57.3
Gendered Finance? Comparing Insurance Organizations

Thursday, 19 July 2018: 16:00
Location: 104A (MTCC NORTH BUILDING)
Oral Presentation
Vera LINKE, Bielefeld University, Germany
Sociological studies of insurance interpret the actuarial practice of classifying risk according to people’s gender as an implementation of economic ideology. Their research is based on empirical material that relates to commercial insurance providers while neglecting other types of insurance – mutual societies, government annuity plans, social insurance. Historical studies, however, alert us to the fact that these forms of collective risk sharing traditionally also make actuarial use of gender categories – albeit in ways that so far have not been accounted for as part of a financial service. This contribution explores the relevance of gender distinctions for different forms of insurance. It does so by examining the problems that insurance offices attempt to solve when they apply gender categories.

Conceptually, I understand all types of modern insurance relations as organizations. Nevertheless, these organizations operate under different social conditions. Instead of focusing on one form of insurance (commercial offices) and seeing its use of gender categories in the light of one highly specific organizational problem (price differentiation) and its accompanying set of institutional rules (economic ideology), I compare three types of insurance organizations (mutual, social and commercial insurance). This allows for more general statements about how the financial service of insurance organizationally relates to broader social institutions.

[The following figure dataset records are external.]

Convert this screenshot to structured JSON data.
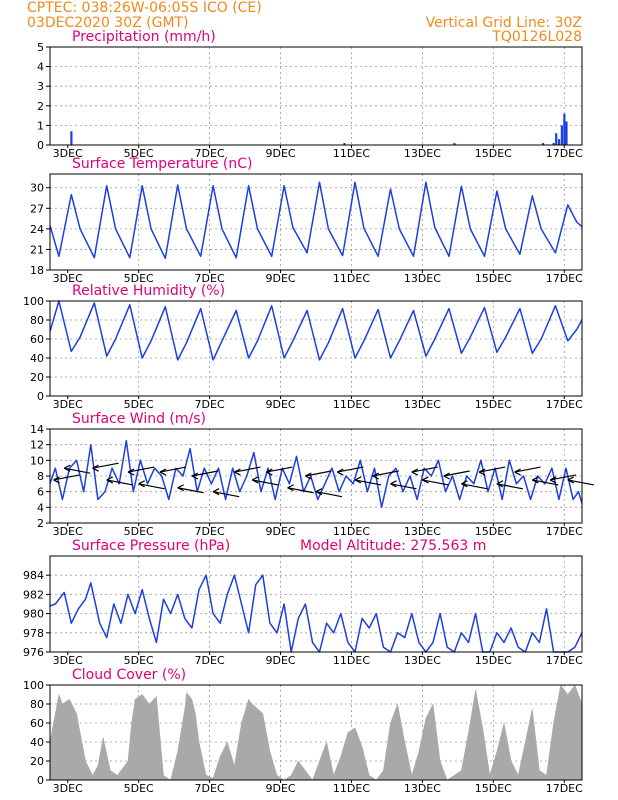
{
  "header": {
    "line1": "CPTEC:  038:26W-06:05S  ICO (CE)",
    "line2": "03DEC2020 30Z (GMT)",
    "vgrid": "Vertical Grid Line: 30Z",
    "code": "TQ0126L028",
    "altitude": "Model Altitude: 275.563 m"
  },
  "colors": {
    "header": "#f08a1c",
    "title": "#e0007a",
    "line": "#1c3fe0",
    "cloud": "#a9a9a9"
  },
  "x_ticks": [
    "3DEC",
    "5DEC",
    "7DEC",
    "9DEC",
    "11DEC",
    "13DEC",
    "15DEC",
    "17DEC"
  ],
  "chart_data": [
    {
      "type": "bar",
      "title": "Precipitation (mm/h)",
      "ylim": [
        0,
        5
      ],
      "yticks": [
        "0",
        "1",
        "2",
        "3",
        "4",
        "5"
      ],
      "x_unit": "days since 03DEC00Z",
      "xlim": [
        0,
        15
      ],
      "x": [
        0.6,
        8.3,
        11.4,
        13.9,
        14.2,
        14.27,
        14.35,
        14.43,
        14.5,
        14.56
      ],
      "values": [
        0.7,
        0.1,
        0.1,
        0.1,
        0.1,
        0.6,
        0.3,
        1.0,
        1.6,
        1.2
      ]
    },
    {
      "type": "line",
      "title": "Surface Temperature (nC)",
      "ylim": [
        18,
        32
      ],
      "yticks": [
        "18",
        "21",
        "24",
        "27",
        "30"
      ],
      "x_unit": "days since 03DEC00Z",
      "xlim": [
        0,
        15
      ],
      "x": [
        0,
        0.25,
        0.6,
        0.85,
        1.25,
        1.6,
        1.85,
        2.25,
        2.6,
        2.85,
        3.25,
        3.6,
        3.85,
        4.25,
        4.6,
        4.85,
        5.25,
        5.6,
        5.85,
        6.25,
        6.6,
        6.85,
        7.25,
        7.6,
        7.85,
        8.25,
        8.6,
        8.85,
        9.25,
        9.6,
        9.85,
        10.25,
        10.6,
        10.85,
        11.25,
        11.6,
        11.85,
        12.25,
        12.6,
        12.85,
        13.25,
        13.6,
        13.85,
        14.25,
        14.6,
        14.85,
        15.0
      ],
      "values": [
        24.5,
        20,
        29,
        24,
        19.8,
        30.3,
        24,
        19.8,
        30.3,
        24,
        19.7,
        30.4,
        24,
        20,
        30.3,
        24,
        19.8,
        30.3,
        24,
        20,
        30.3,
        24.2,
        20.5,
        30.8,
        24,
        20.1,
        30.8,
        24.1,
        20,
        29.8,
        24,
        20,
        30.8,
        24.2,
        20,
        30.2,
        24,
        20,
        29.5,
        24,
        20.3,
        28.8,
        24,
        20.5,
        27.5,
        25,
        24.3
      ]
    },
    {
      "type": "line",
      "title": "Relative Humidity (%)",
      "ylim": [
        0,
        100
      ],
      "yticks": [
        "0",
        "20",
        "40",
        "60",
        "80",
        "100"
      ],
      "x_unit": "days since 03DEC00Z",
      "xlim": [
        0,
        15
      ],
      "x": [
        0,
        0.25,
        0.6,
        0.85,
        1.25,
        1.6,
        1.85,
        2.25,
        2.6,
        2.85,
        3.25,
        3.6,
        3.85,
        4.25,
        4.6,
        4.85,
        5.25,
        5.6,
        5.85,
        6.25,
        6.6,
        6.85,
        7.25,
        7.6,
        7.85,
        8.25,
        8.6,
        8.85,
        9.25,
        9.6,
        9.85,
        10.25,
        10.6,
        10.85,
        11.25,
        11.6,
        11.85,
        12.25,
        12.6,
        12.85,
        13.25,
        13.6,
        13.85,
        14.25,
        14.6,
        14.85,
        15.0
      ],
      "values": [
        68,
        100,
        47,
        62,
        98,
        42,
        60,
        96,
        40,
        58,
        94,
        38,
        56,
        92,
        38,
        58,
        90,
        40,
        58,
        95,
        40,
        58,
        90,
        38,
        56,
        92,
        40,
        58,
        91,
        40,
        58,
        90,
        42,
        60,
        92,
        45,
        62,
        93,
        46,
        62,
        92,
        45,
        60,
        95,
        58,
        70,
        80
      ]
    },
    {
      "type": "line",
      "title": "Surface Wind (m/s)",
      "ylim": [
        2,
        14
      ],
      "yticks": [
        "2",
        "4",
        "6",
        "8",
        "10",
        "12",
        "14"
      ],
      "x_unit": "days since 03DEC00Z",
      "xlim": [
        0,
        15
      ],
      "x": [
        0,
        0.15,
        0.35,
        0.55,
        0.75,
        0.95,
        1.15,
        1.35,
        1.55,
        1.75,
        1.95,
        2.15,
        2.35,
        2.55,
        2.75,
        2.95,
        3.15,
        3.35,
        3.55,
        3.75,
        3.95,
        4.15,
        4.35,
        4.55,
        4.75,
        4.95,
        5.15,
        5.35,
        5.55,
        5.75,
        5.95,
        6.15,
        6.35,
        6.55,
        6.75,
        6.95,
        7.15,
        7.35,
        7.55,
        7.75,
        7.95,
        8.15,
        8.35,
        8.55,
        8.75,
        8.95,
        9.15,
        9.35,
        9.55,
        9.75,
        9.95,
        10.15,
        10.35,
        10.55,
        10.75,
        10.95,
        11.15,
        11.35,
        11.55,
        11.75,
        11.95,
        12.15,
        12.35,
        12.55,
        12.75,
        12.95,
        13.15,
        13.35,
        13.55,
        13.75,
        13.95,
        14.15,
        14.35,
        14.55,
        14.75,
        14.9,
        15.0
      ],
      "values": [
        7,
        9,
        5,
        9,
        10,
        6,
        12,
        5,
        6,
        9,
        7,
        12.5,
        6,
        10,
        7,
        9,
        8,
        5,
        9,
        8,
        11.5,
        6,
        9,
        7,
        9,
        5,
        9,
        6,
        8,
        11,
        6,
        9,
        5,
        9,
        7,
        10.5,
        6,
        8,
        5,
        7,
        9,
        6,
        8,
        7,
        10,
        6,
        9,
        4,
        8,
        9,
        6,
        8,
        5,
        9,
        8,
        10,
        6,
        8,
        5,
        8,
        7,
        10,
        6,
        9,
        5,
        10,
        7,
        8,
        5,
        8,
        7,
        9,
        5,
        9,
        5,
        6,
        4.5
      ],
      "arrows_x": [
        0.1,
        0.4,
        1.2,
        1.6,
        2.2,
        2.5,
        3.1,
        3.6,
        4.0,
        4.6,
        5.2,
        5.7,
        6.1,
        6.7,
        7.2,
        7.5,
        8.1,
        8.6,
        9.1,
        9.6,
        10.2,
        10.5,
        11.1,
        11.6,
        12.1,
        12.6,
        13.1,
        13.6,
        14.1,
        14.6
      ],
      "arrows_y": [
        7.5,
        9,
        9,
        7.5,
        8.5,
        7,
        8.5,
        6.5,
        8,
        6,
        8.5,
        7.5,
        8.5,
        6.5,
        8,
        6,
        8.5,
        7.5,
        8,
        7,
        8.5,
        7.5,
        8,
        7,
        8.5,
        7,
        8.5,
        7.5,
        7.5,
        7.5
      ]
    },
    {
      "type": "line",
      "title": "Surface Pressure (hPa)",
      "ylim": [
        976,
        986
      ],
      "yticks": [
        "976",
        "978",
        "980",
        "982",
        "984"
      ],
      "x_unit": "days since 03DEC00Z",
      "xlim": [
        0,
        15
      ],
      "x": [
        0,
        0.15,
        0.4,
        0.6,
        0.8,
        1.0,
        1.15,
        1.4,
        1.6,
        1.8,
        2.0,
        2.2,
        2.4,
        2.6,
        2.8,
        3.0,
        3.2,
        3.4,
        3.6,
        3.8,
        4.0,
        4.2,
        4.4,
        4.6,
        4.8,
        5.0,
        5.2,
        5.4,
        5.6,
        5.8,
        6.0,
        6.2,
        6.4,
        6.6,
        6.8,
        7.0,
        7.2,
        7.4,
        7.6,
        7.8,
        8.0,
        8.2,
        8.4,
        8.6,
        8.8,
        9.0,
        9.2,
        9.4,
        9.6,
        9.8,
        10.0,
        10.2,
        10.4,
        10.6,
        10.8,
        11.0,
        11.2,
        11.4,
        11.6,
        11.8,
        12.0,
        12.2,
        12.4,
        12.6,
        12.8,
        13.0,
        13.2,
        13.4,
        13.6,
        13.8,
        14.0,
        14.2,
        14.4,
        14.6,
        14.8,
        15.0
      ],
      "values": [
        980.8,
        981,
        982.2,
        979,
        980.5,
        981.5,
        983.2,
        979,
        977.5,
        981,
        979,
        982,
        980,
        982.5,
        979.5,
        977,
        981.5,
        980,
        982,
        979.5,
        978.5,
        982.5,
        984,
        980,
        979,
        982,
        984,
        981,
        978,
        983,
        984,
        979,
        978,
        981,
        976,
        979.5,
        981,
        977,
        976,
        979,
        978,
        980,
        977,
        976,
        979.5,
        978.5,
        980,
        976.5,
        976,
        978,
        977.5,
        980,
        977,
        976,
        977,
        980,
        976.5,
        976,
        978,
        977,
        980,
        976,
        976,
        978,
        977,
        978.5,
        976.5,
        976,
        978,
        977,
        980.5,
        976,
        976,
        976,
        976.5,
        978
      ]
    },
    {
      "type": "area",
      "title": "Cloud Cover (%)",
      "ylim": [
        0,
        100
      ],
      "yticks": [
        "0",
        "20",
        "40",
        "60",
        "80",
        "100"
      ],
      "x_unit": "days since 03DEC00Z",
      "xlim": [
        0,
        15
      ],
      "x": [
        0,
        0.1,
        0.25,
        0.35,
        0.55,
        0.75,
        0.85,
        1.0,
        1.2,
        1.35,
        1.5,
        1.7,
        1.9,
        2.2,
        2.3,
        2.4,
        2.6,
        2.8,
        3.0,
        3.2,
        3.4,
        3.6,
        3.8,
        3.85,
        4.0,
        4.1,
        4.2,
        4.4,
        4.6,
        4.8,
        5.0,
        5.2,
        5.4,
        5.6,
        5.7,
        6.0,
        6.2,
        6.4,
        6.6,
        6.8,
        7.0,
        7.2,
        7.4,
        7.6,
        7.8,
        8.0,
        8.2,
        8.4,
        8.6,
        8.8,
        9.0,
        9.2,
        9.4,
        9.6,
        9.8,
        10.0,
        10.2,
        10.4,
        10.6,
        10.8,
        11.0,
        11.2,
        11.4,
        11.6,
        11.8,
        12.0,
        12.2,
        12.4,
        12.6,
        12.8,
        13.0,
        13.2,
        13.4,
        13.6,
        13.8,
        14.0,
        14.2,
        14.4,
        14.6,
        14.8,
        15.0
      ],
      "values": [
        40,
        60,
        90,
        80,
        85,
        70,
        50,
        20,
        5,
        15,
        45,
        10,
        5,
        20,
        60,
        85,
        90,
        80,
        88,
        5,
        0,
        30,
        75,
        92,
        85,
        70,
        40,
        5,
        2,
        25,
        40,
        15,
        60,
        85,
        80,
        70,
        30,
        5,
        0,
        5,
        20,
        10,
        0,
        20,
        40,
        5,
        25,
        50,
        55,
        35,
        5,
        0,
        10,
        60,
        80,
        40,
        5,
        30,
        65,
        80,
        20,
        0,
        5,
        10,
        50,
        95,
        55,
        5,
        30,
        60,
        20,
        5,
        40,
        75,
        10,
        5,
        60,
        100,
        90,
        100,
        80
      ]
    }
  ]
}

Using examples from various insurance schemes in Europe, I demonstrate that gender categories serve – or in some cases: served – to A) predict costs (commercial, mutual and social insurance); B) determine who could be selected as members and who would categorically be excluded (commercial and mutual insurance); and to C) construct and justify price differentials between members (commercial and mutual insurance). To grasp insurance in its social dimension, we need to explore the organizational problems that insurance offices need to solve as well as compare the solutions they come up with.